Ética e a arquitetura no Renascimento
No período entre os séculos 11 e 14, identificado como a Baixa Idade Média, o ocidente europeu assistiu a um processo de renascimento do comércio. E das cidades. Ergueram-se grandes burgos, centros de produção artesanal e entrepostos comerciais, e as primeiras casas bancárias, voltadas para a atividade cambial e empréstimos a juros. A Europa ocidental passou a ser cortada por caravanas de mercadores em todas as direções. A economia de subsistência e de troca (escambo) tendia a ser suplantada pela economia monetária, a influência da cidade passou a prevalecer sobre o campo, a dinâmica do comércio forçou a ruptura das corporações de ofício medievais. A nova camada dos mercadores enriquecidos, a burguesia, procurou de todas as formas conquistar o poder político e prestígio social proporcional a sua importância comercial e opulência material.

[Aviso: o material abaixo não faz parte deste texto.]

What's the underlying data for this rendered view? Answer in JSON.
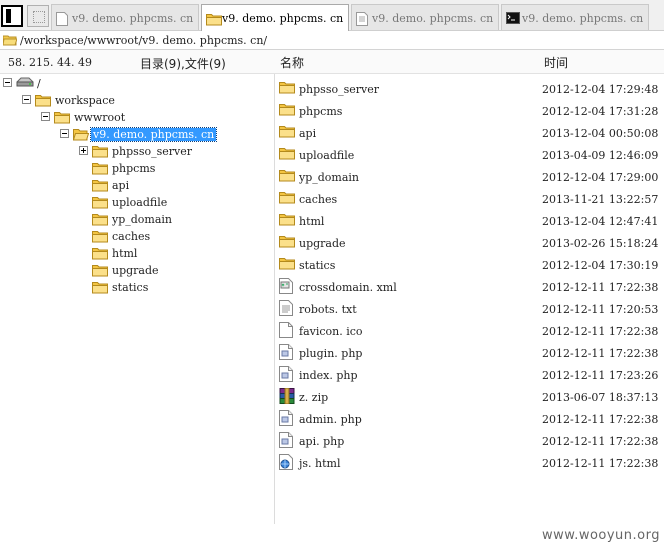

Por volta do século 14, contudo, todo esse processo de crescimento entrou em colapso devido à peste, à Guerra dos Cem Anos entre a França e a Inglaterra, e às revoltas populares. Foi o que ficou conhecido como crise do Feudalismo. A peste surgiu e se estendeu pelas aglomerações desordenadas de casas comprimidas no espaço estreito entre as muralhas dos burgos, ausentes de qualquer sistema de esgoto ou saneamento. Disseminada nos deslocamentos de viajantes, atribuiu-se a peste aos ratos trazidos do exterior, pelas naus e caravelas. Afinal, peste e guerra exterminaram cerca da metade da população europeia.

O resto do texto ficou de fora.